Cession d’usufruit de droits sociaux et droit d’enregistrement : droit fixe ou droit proportionnel ?

Caroline DEVE
Caroline DEVE - Avocat

Tirant les conséquences fiscales de la récente jurisprudence ayant statué sur le statut de l’usufruitier et estimant que la qualité d’associé ne revient qu’au nu propriétaire, la Cour de Cassation juge que c’est le droit fixe et non le droit proportionnel qui s’applique

Source : CCass, com, 30/11/2022, n°20-18 884, publié au Bulletin

L’article 726 du Code Général des Impôts (CGI) prévoit les taux des droits d’enregistrement dus à l’occasion de la cession de droits sociaux. Ces droits sont dus lorsque les actes de cession sont déposés auprès du service de l’enregistrement et sont assis sur le prix de cession. Ils sont généralement supportés par l’acquéreur des droits.
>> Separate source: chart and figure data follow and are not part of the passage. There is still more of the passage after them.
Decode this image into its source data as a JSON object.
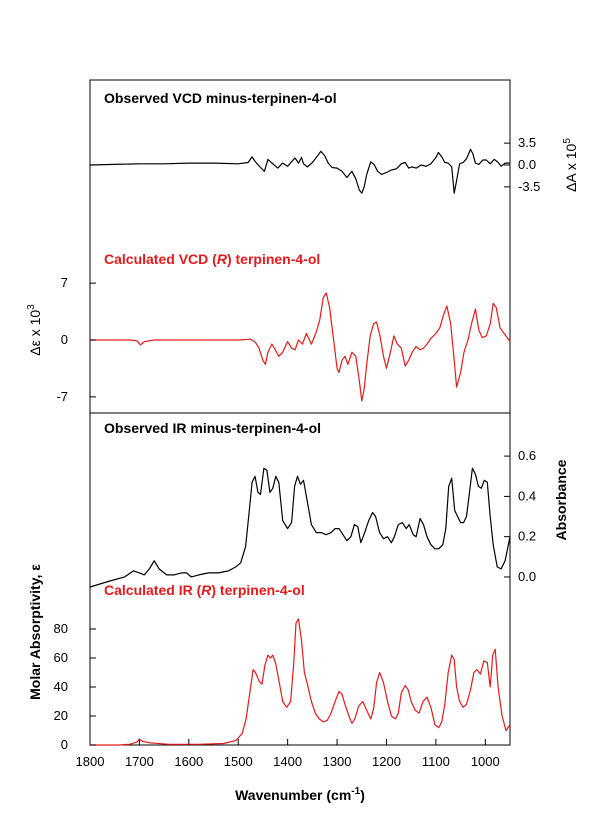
{
  "figure": {
    "panel_top_title": "Observed VCD minus-terpinen-4-ol",
    "panel_vcd_calc_title_pre": "Calculated VCD (",
    "panel_vcd_calc_title_r": "R",
    "panel_vcd_calc_title_post": ") terpinen-4-ol",
    "panel_ir_obs_title": "Observed IR minus-terpinen-4-ol",
    "panel_ir_calc_title_pre": "Calculated IR (",
    "panel_ir_calc_title_r": "R",
    "panel_ir_calc_title_post": ") terpinen-4-ol",
    "xlabel_pre": "Wavenumber (cm",
    "xlabel_sup": "-1",
    "xlabel_post": ")",
    "ylabel_right_top_pre": "ΔA x 10",
    "ylabel_right_top_sup": "5",
    "ylabel_left_top_pre": "Δε x 10",
    "ylabel_left_top_sup": "3",
    "ylabel_right_bottom": "Absorbance",
    "ylabel_left_bottom": "Molar Absorptivity, ε",
    "colors": {
      "observed": "#000000",
      "calculated": "#e31a1c"
    }
  },
  "chart_data": [
    {
      "type": "line",
      "title": "Observed VCD minus-terpinen-4-ol",
      "xlabel": "Wavenumber (cm-1)",
      "ylabel": "ΔA x 10^5",
      "x_range": [
        1800,
        950
      ],
      "ylim": [
        -8,
        8
      ],
      "y_ticks": [
        3.5,
        0.0,
        -3.5
      ],
      "y_tick_labels": [
        "3.5",
        "0.0",
        "-3.5"
      ],
      "axis_side": "right",
      "series": [
        {
          "color": "#000000",
          "x": [
            1800,
            1750,
            1700,
            1650,
            1600,
            1550,
            1500,
            1480,
            1472,
            1465,
            1455,
            1447,
            1440,
            1430,
            1420,
            1410,
            1400,
            1390,
            1385,
            1378,
            1372,
            1368,
            1360,
            1350,
            1340,
            1333,
            1325,
            1318,
            1310,
            1300,
            1290,
            1280,
            1270,
            1262,
            1255,
            1250,
            1245,
            1240,
            1232,
            1225,
            1218,
            1210,
            1200,
            1190,
            1180,
            1170,
            1162,
            1155,
            1148,
            1140,
            1130,
            1120,
            1110,
            1100,
            1095,
            1088,
            1082,
            1075,
            1068,
            1063,
            1058,
            1052,
            1045,
            1038,
            1030,
            1025,
            1020,
            1013,
            1005,
            998,
            990,
            982,
            975,
            968,
            960,
            950
          ],
          "y": [
            0.0,
            0.1,
            0.2,
            0.2,
            0.3,
            0.3,
            0.2,
            0.4,
            1.3,
            0.5,
            -0.4,
            -1.0,
            0.9,
            0.2,
            -0.5,
            0.3,
            -0.2,
            0.7,
            1.1,
            0.3,
            1.2,
            0.2,
            -0.3,
            0.4,
            1.4,
            2.2,
            1.5,
            0.3,
            -0.4,
            -0.5,
            -1.0,
            -2.0,
            -1.0,
            -2.2,
            -4.0,
            -4.5,
            -3.5,
            -1.5,
            0.5,
            0.1,
            -1.0,
            -1.5,
            -1.2,
            -0.8,
            -0.6,
            0.2,
            0.4,
            -0.5,
            -0.3,
            -0.5,
            0.0,
            -0.2,
            0.2,
            1.2,
            2.0,
            1.3,
            0.4,
            0.3,
            -0.3,
            -4.5,
            -2.5,
            0.2,
            0.4,
            1.0,
            2.5,
            1.8,
            0.3,
            0.1,
            0.8,
            0.8,
            0.2,
            0.9,
            0.5,
            -0.2,
            0.3,
            0.3
          ]
        }
      ]
    },
    {
      "type": "line",
      "title": "Calculated VCD (R) terpinen-4-ol",
      "xlabel": "Wavenumber (cm-1)",
      "ylabel": "Δε x 10^3",
      "x_range": [
        1800,
        950
      ],
      "ylim": [
        -8,
        8
      ],
      "y_ticks": [
        7,
        0,
        -7
      ],
      "y_tick_labels": [
        "7",
        "0",
        "-7"
      ],
      "axis_side": "left",
      "series": [
        {
          "color": "#e31a1c",
          "x": [
            1800,
            1720,
            1705,
            1698,
            1690,
            1670,
            1600,
            1500,
            1475,
            1465,
            1458,
            1450,
            1445,
            1440,
            1432,
            1425,
            1418,
            1410,
            1400,
            1392,
            1385,
            1378,
            1370,
            1362,
            1352,
            1342,
            1335,
            1328,
            1322,
            1315,
            1308,
            1300,
            1296,
            1290,
            1284,
            1278,
            1270,
            1262,
            1255,
            1250,
            1245,
            1240,
            1233,
            1226,
            1220,
            1213,
            1206,
            1200,
            1192,
            1185,
            1178,
            1170,
            1162,
            1155,
            1148,
            1140,
            1132,
            1125,
            1118,
            1110,
            1100,
            1092,
            1085,
            1078,
            1070,
            1063,
            1058,
            1050,
            1043,
            1035,
            1028,
            1020,
            1013,
            1006,
            998,
            990,
            984,
            978,
            970,
            962,
            950
          ],
          "y": [
            0.0,
            0.0,
            -0.1,
            -0.6,
            -0.2,
            0.0,
            0.0,
            0.0,
            0.1,
            -0.3,
            -1.0,
            -2.5,
            -3.0,
            -1.5,
            -0.5,
            -1.2,
            -2.0,
            -1.5,
            -0.2,
            -1.0,
            -1.2,
            0.0,
            -0.5,
            0.8,
            -0.5,
            1.0,
            2.5,
            5.2,
            5.8,
            4.0,
            0.5,
            -3.5,
            -4.0,
            -2.5,
            -2.0,
            -3.0,
            -1.5,
            -2.0,
            -5.0,
            -7.5,
            -6.0,
            -3.0,
            0.5,
            2.0,
            2.2,
            0.5,
            -2.0,
            -3.5,
            -1.5,
            0.5,
            -0.5,
            -1.0,
            -3.2,
            -2.5,
            -1.5,
            -0.8,
            -1.2,
            -1.0,
            -0.5,
            0.2,
            0.8,
            1.5,
            3.0,
            4.2,
            2.0,
            -2.5,
            -5.8,
            -4.0,
            -1.5,
            0.0,
            2.0,
            3.8,
            1.2,
            0.3,
            0.5,
            2.0,
            4.5,
            4.0,
            1.5,
            0.8,
            -0.2
          ]
        }
      ]
    },
    {
      "type": "line",
      "title": "Observed IR minus-terpinen-4-ol",
      "xlabel": "Wavenumber (cm-1)",
      "ylabel": "Absorbance",
      "x_range": [
        1800,
        950
      ],
      "ylim": [
        -0.04,
        0.68
      ],
      "y_ticks": [
        0.0,
        0.2,
        0.4,
        0.6
      ],
      "y_tick_labels": [
        "0.0",
        "0.2",
        "0.4",
        "0.6"
      ],
      "axis_side": "right",
      "series": [
        {
          "color": "#000000",
          "x": [
            1800,
            1760,
            1730,
            1712,
            1700,
            1690,
            1680,
            1670,
            1660,
            1645,
            1630,
            1615,
            1605,
            1595,
            1580,
            1560,
            1540,
            1520,
            1505,
            1495,
            1485,
            1478,
            1472,
            1466,
            1460,
            1455,
            1448,
            1442,
            1436,
            1430,
            1424,
            1418,
            1410,
            1400,
            1392,
            1386,
            1380,
            1374,
            1368,
            1362,
            1352,
            1342,
            1332,
            1322,
            1312,
            1304,
            1296,
            1288,
            1280,
            1272,
            1265,
            1258,
            1252,
            1244,
            1236,
            1228,
            1222,
            1214,
            1206,
            1198,
            1190,
            1184,
            1176,
            1168,
            1160,
            1154,
            1146,
            1140,
            1132,
            1125,
            1118,
            1110,
            1102,
            1094,
            1086,
            1080,
            1074,
            1068,
            1062,
            1056,
            1050,
            1044,
            1038,
            1032,
            1026,
            1020,
            1014,
            1008,
            1002,
            996,
            990,
            984,
            976,
            968,
            960,
            950
          ],
          "y": [
            -0.05,
            -0.02,
            0.0,
            0.03,
            0.02,
            0.01,
            0.04,
            0.08,
            0.04,
            0.01,
            0.01,
            0.02,
            0.02,
            0.0,
            0.01,
            0.02,
            0.02,
            0.03,
            0.05,
            0.07,
            0.15,
            0.32,
            0.47,
            0.5,
            0.42,
            0.41,
            0.54,
            0.53,
            0.42,
            0.44,
            0.5,
            0.47,
            0.28,
            0.24,
            0.27,
            0.45,
            0.5,
            0.46,
            0.48,
            0.4,
            0.26,
            0.22,
            0.22,
            0.21,
            0.22,
            0.24,
            0.24,
            0.21,
            0.18,
            0.2,
            0.26,
            0.25,
            0.17,
            0.22,
            0.28,
            0.32,
            0.3,
            0.22,
            0.19,
            0.2,
            0.17,
            0.2,
            0.26,
            0.27,
            0.24,
            0.26,
            0.21,
            0.2,
            0.29,
            0.26,
            0.2,
            0.16,
            0.14,
            0.14,
            0.16,
            0.24,
            0.45,
            0.49,
            0.33,
            0.3,
            0.27,
            0.27,
            0.3,
            0.42,
            0.54,
            0.51,
            0.45,
            0.44,
            0.48,
            0.47,
            0.3,
            0.16,
            0.05,
            0.04,
            0.08,
            0.2
          ]
        }
      ]
    },
    {
      "type": "line",
      "title": "Calculated IR (R) terpinen-4-ol",
      "xlabel": "Wavenumber (cm-1)",
      "ylabel": "Molar Absorptivity, ε",
      "x_range": [
        1800,
        950
      ],
      "ylim": [
        0,
        100
      ],
      "y_ticks": [
        0,
        20,
        40,
        60,
        80
      ],
      "y_tick_labels": [
        "0",
        "20",
        "40",
        "60",
        "80"
      ],
      "axis_side": "left",
      "series": [
        {
          "color": "#e31a1c",
          "x": [
            1800,
            1740,
            1720,
            1705,
            1700,
            1694,
            1680,
            1640,
            1580,
            1530,
            1505,
            1492,
            1484,
            1477,
            1470,
            1465,
            1458,
            1452,
            1446,
            1440,
            1435,
            1430,
            1424,
            1418,
            1410,
            1402,
            1394,
            1388,
            1383,
            1378,
            1372,
            1366,
            1360,
            1352,
            1344,
            1336,
            1328,
            1320,
            1312,
            1304,
            1296,
            1290,
            1284,
            1276,
            1270,
            1264,
            1256,
            1248,
            1240,
            1232,
            1226,
            1220,
            1214,
            1206,
            1198,
            1190,
            1182,
            1176,
            1170,
            1162,
            1156,
            1150,
            1142,
            1134,
            1126,
            1118,
            1110,
            1102,
            1094,
            1088,
            1082,
            1075,
            1068,
            1063,
            1058,
            1052,
            1045,
            1038,
            1030,
            1023,
            1017,
            1010,
            1003,
            996,
            990,
            985,
            980,
            974,
            966,
            958,
            950
          ],
          "y": [
            0,
            0,
            0.5,
            2,
            4,
            2.5,
            1.5,
            0.5,
            0.5,
            1,
            3,
            8,
            18,
            35,
            52,
            50,
            44,
            42,
            55,
            62,
            60,
            62,
            56,
            45,
            30,
            26,
            30,
            55,
            84,
            87,
            72,
            50,
            42,
            30,
            22,
            18,
            16,
            17,
            22,
            30,
            37,
            35,
            28,
            20,
            15,
            18,
            27,
            30,
            24,
            18,
            25,
            43,
            50,
            43,
            30,
            20,
            18,
            22,
            36,
            41,
            38,
            30,
            24,
            22,
            30,
            33,
            26,
            14,
            12,
            16,
            28,
            50,
            62,
            59,
            40,
            30,
            26,
            28,
            38,
            50,
            52,
            49,
            58,
            57,
            40,
            62,
            66,
            40,
            20,
            10,
            14
          ]
        }
      ]
    }
  ]
}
A l’occasion de la cession temporaire de l’usufruit des titres d’une société civile immobilière, l’acquéreur a estimé que c’était le droit fixe de 125 € prévu à l’article 680 du CGI qui devait s’appliquer et non le droit d’enregistrement proportionnel de 5% (applicable pour les sociétés à prépondérance immobilière).

L’acquéreur estimait en effet que l’article 726 du CGI concerne les cessions de droits sociaux alors qu’en l’espèce seul l’usufruit des titres avait été cédé. Or, la cession de l’usufruit des titres ne lui confère pas la qualité d’associé mais seulement le droit de jouir des titres pour la période prévue à l’acte. Les cédants de l’usufruit demeurent les seuls associés de la société.
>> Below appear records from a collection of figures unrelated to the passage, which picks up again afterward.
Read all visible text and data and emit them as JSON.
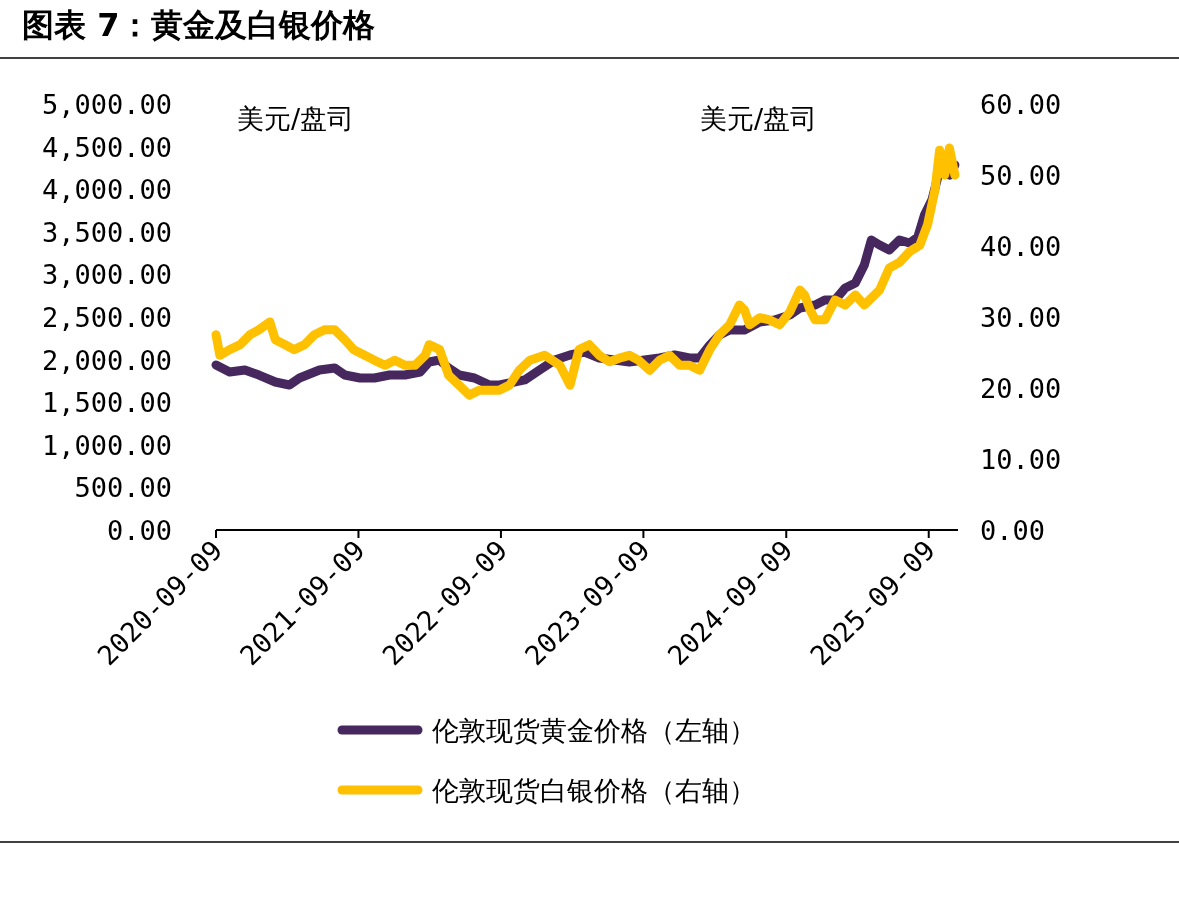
{
  "chart_data": {
    "type": "line",
    "title": "图表 7：黄金及白银价格",
    "ylabel": "美元/盘司",
    "y2label": "美元/盘司",
    "legend": "bottom",
    "grid": false,
    "xlim": [
      "2020-09-09",
      "2025-11-23"
    ],
    "xticks": [
      {
        "value": "2020-09-09",
        "label": "2020-09-09"
      },
      {
        "value": "2021-09-09",
        "label": "2021-09-09"
      },
      {
        "value": "2022-09-09",
        "label": "2022-09-09"
      },
      {
        "value": "2023-09-09",
        "label": "2023-09-09"
      },
      {
        "value": "2024-09-09",
        "label": "2024-09-09"
      },
      {
        "value": "2025-09-09",
        "label": "2025-09-09"
      }
    ],
    "ylim": [
      0,
      5000
    ],
    "yticks": [
      {
        "value": 0,
        "label": "0.00"
      },
      {
        "value": 500,
        "label": "500.00"
      },
      {
        "value": 1000,
        "label": "1,000.00"
      },
      {
        "value": 1500,
        "label": "1,500.00"
      },
      {
        "value": 2000,
        "label": "2,000.00"
      },
      {
        "value": 2500,
        "label": "2,500.00"
      },
      {
        "value": 3000,
        "label": "3,000.00"
      },
      {
        "value": 3500,
        "label": "3,500.00"
      },
      {
        "value": 4000,
        "label": "4,000.00"
      },
      {
        "value": 4500,
        "label": "4,500.00"
      },
      {
        "value": 5000,
        "label": "5,000.00"
      }
    ],
    "y2lim": [
      0,
      60
    ],
    "y2ticks": [
      {
        "value": 0,
        "label": "0.00"
      },
      {
        "value": 10,
        "label": "10.00"
      },
      {
        "value": 20,
        "label": "20.00"
      },
      {
        "value": 30,
        "label": "30.00"
      },
      {
        "value": 40,
        "label": "40.00"
      },
      {
        "value": 50,
        "label": "50.00"
      },
      {
        "value": 60,
        "label": "60.00"
      }
    ],
    "series": [
      {
        "name": "伦敦现货黄金价格（左轴）",
        "color": "#46275e",
        "x": [
          "2020-09-09",
          "2020-10-14",
          "2020-11-22",
          "2020-12-28",
          "2021-02-08",
          "2021-03-16",
          "2021-04-11",
          "2021-06-01",
          "2021-07-10",
          "2021-08-05",
          "2021-09-13",
          "2021-10-20",
          "2021-11-28",
          "2022-01-06",
          "2022-02-14",
          "2022-03-09",
          "2022-04-05",
          "2022-04-28",
          "2022-05-25",
          "2022-07-03",
          "2022-08-11",
          "2022-09-05",
          "2022-10-01",
          "2022-11-09",
          "2022-12-17",
          "2023-01-25",
          "2023-03-05",
          "2023-04-11",
          "2023-05-19",
          "2023-06-27",
          "2023-08-04",
          "2023-09-12",
          "2023-10-20",
          "2023-11-28",
          "2024-01-05",
          "2024-01-31",
          "2024-02-26",
          "2024-03-22",
          "2024-04-17",
          "2024-05-25",
          "2024-07-03",
          "2024-08-10",
          "2024-09-18",
          "2024-10-14",
          "2024-11-22",
          "2024-12-17",
          "2025-01-12",
          "2025-02-07",
          "2025-03-05",
          "2025-03-28",
          "2025-04-15",
          "2025-05-06",
          "2025-05-31",
          "2025-06-26",
          "2025-07-22",
          "2025-08-12",
          "2025-08-29",
          "2025-09-17",
          "2025-10-07",
          "2025-11-01",
          "2025-11-15"
        ],
        "values": [
          1937,
          1854,
          1878,
          1819,
          1737,
          1702,
          1784,
          1878,
          1901,
          1819,
          1784,
          1784,
          1819,
          1819,
          1854,
          1972,
          1995,
          1901,
          1819,
          1784,
          1702,
          1702,
          1725,
          1761,
          1878,
          1995,
          2054,
          2089,
          2019,
          1995,
          1972,
          1995,
          2019,
          2054,
          2019,
          2019,
          2171,
          2289,
          2347,
          2347,
          2441,
          2465,
          2523,
          2606,
          2641,
          2700,
          2700,
          2840,
          2899,
          3110,
          3404,
          3345,
          3286,
          3404,
          3368,
          3439,
          3697,
          3873,
          4225,
          4167,
          4284
        ]
      },
      {
        "name": "伦敦现货白银价格（右轴）",
        "color": "#ffc000",
        "axis": "y2",
        "x": [
          "2020-09-09",
          "2020-09-19",
          "2020-10-14",
          "2020-11-10",
          "2020-12-05",
          "2020-12-28",
          "2021-01-25",
          "2021-02-08",
          "2021-03-05",
          "2021-03-28",
          "2021-04-24",
          "2021-05-19",
          "2021-06-14",
          "2021-07-10",
          "2021-08-05",
          "2021-08-28",
          "2021-09-25",
          "2021-10-20",
          "2021-11-16",
          "2021-12-11",
          "2022-01-06",
          "2022-02-01",
          "2022-02-27",
          "2022-03-09",
          "2022-04-05",
          "2022-04-28",
          "2022-05-25",
          "2022-06-20",
          "2022-07-16",
          "2022-08-11",
          "2022-09-05",
          "2022-10-01",
          "2022-10-26",
          "2022-11-22",
          "2022-12-30",
          "2023-02-07",
          "2023-03-05",
          "2023-03-28",
          "2023-04-23",
          "2023-05-19",
          "2023-06-14",
          "2023-07-09",
          "2023-08-04",
          "2023-08-28",
          "2023-09-25",
          "2023-10-20",
          "2023-11-15",
          "2023-12-11",
          "2024-01-05",
          "2024-01-31",
          "2024-02-26",
          "2024-03-22",
          "2024-04-17",
          "2024-05-12",
          "2024-05-25",
          "2024-06-07",
          "2024-07-03",
          "2024-07-28",
          "2024-08-23",
          "2024-09-18",
          "2024-10-14",
          "2024-10-26",
          "2024-11-09",
          "2024-11-22",
          "2024-12-17",
          "2025-01-12",
          "2025-02-07",
          "2025-03-05",
          "2025-03-28",
          "2025-04-10",
          "2025-05-06",
          "2025-05-31",
          "2025-06-26",
          "2025-07-22",
          "2025-08-17",
          "2025-09-06",
          "2025-09-25",
          "2025-10-07",
          "2025-10-20",
          "2025-11-01",
          "2025-11-15"
        ],
        "values": [
          27.5,
          24.6,
          25.4,
          26.1,
          27.5,
          28.2,
          29.3,
          26.8,
          26.1,
          25.4,
          26.1,
          27.5,
          28.2,
          28.2,
          26.8,
          25.4,
          24.6,
          23.9,
          23.2,
          23.9,
          23.2,
          23.2,
          24.6,
          26.1,
          25.4,
          21.8,
          20.4,
          19.0,
          19.7,
          19.7,
          19.7,
          20.4,
          22.5,
          23.9,
          24.6,
          23.2,
          20.4,
          25.4,
          26.1,
          24.6,
          23.7,
          24.2,
          24.6,
          23.9,
          22.5,
          23.9,
          24.6,
          23.2,
          23.2,
          22.5,
          25.4,
          27.5,
          28.9,
          31.7,
          31.0,
          28.9,
          29.9,
          29.6,
          28.9,
          30.7,
          33.8,
          33.1,
          31.0,
          29.6,
          29.6,
          32.4,
          31.7,
          33.1,
          31.7,
          32.4,
          33.8,
          36.9,
          37.7,
          39.2,
          40.1,
          43.0,
          47.9,
          53.5,
          50.0,
          53.8,
          50.0
        ]
      }
    ]
  }
}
L’administration fiscale a procédé à un rehaussement validé par les juridictions du fond qui ont estimé que « le terme de « cession » de l’article 726 n’est pas uniquement limité à l’acte définitif de la cession de l’intégralité d’une ou plusieurs parts sociales, mais s’entend de toute transmission temporaire ou définitive de la part sociale elle-même ou de son démembrement, telle la cession de l’usufruit ou de la nue-propriété, le texte ne distinguant pas selon que la cession porte sur la pleine propriété ou sur un démembrement de celle-ci ».

La Cour de Cassation, saisie du litige, casse l’arrêt de la cour d’appel au visa de l’article 726 du CGI et de l’article 578 du code civil qui dispose que l’usufruit est le droit de jouir des choses dont un autre a la propriété, comme le propriétaire lui-même, mais à la charge d’en conserver la substance.
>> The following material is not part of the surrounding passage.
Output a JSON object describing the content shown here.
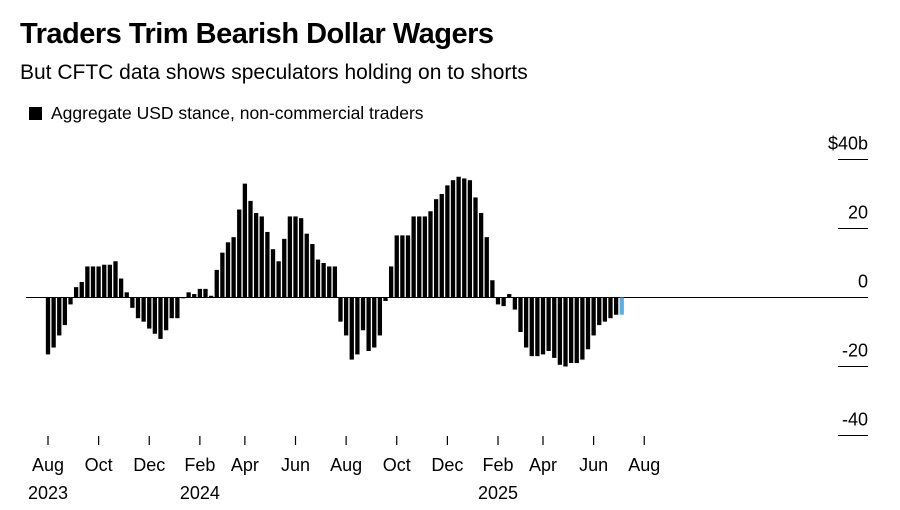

La Cour de Cassation relève que « l’usufruitier de parts sociales ne peut se voir reconnaître la qualité d’associé, qui n’appartient qu’au nu-propriétaire, de sorte que la cession de l’usufruit de droits sociaux ne peut être qualifiée de cession de droits sociaux ».

Elle juge en conséquence que, si la cession de l’usufruit de droits sociaux n’emporte pas un transfert de propriété, cet acte n’est pas soumis au droit d’enregistrement proportionnel.

La Cour de Cassation tire ainsi les conséquences fiscales de la récente jurisprudence ayant statué sur le statut de l’usufruitier et estimant que la qualité d’associé ne revient qu’au nu propriétaire[1].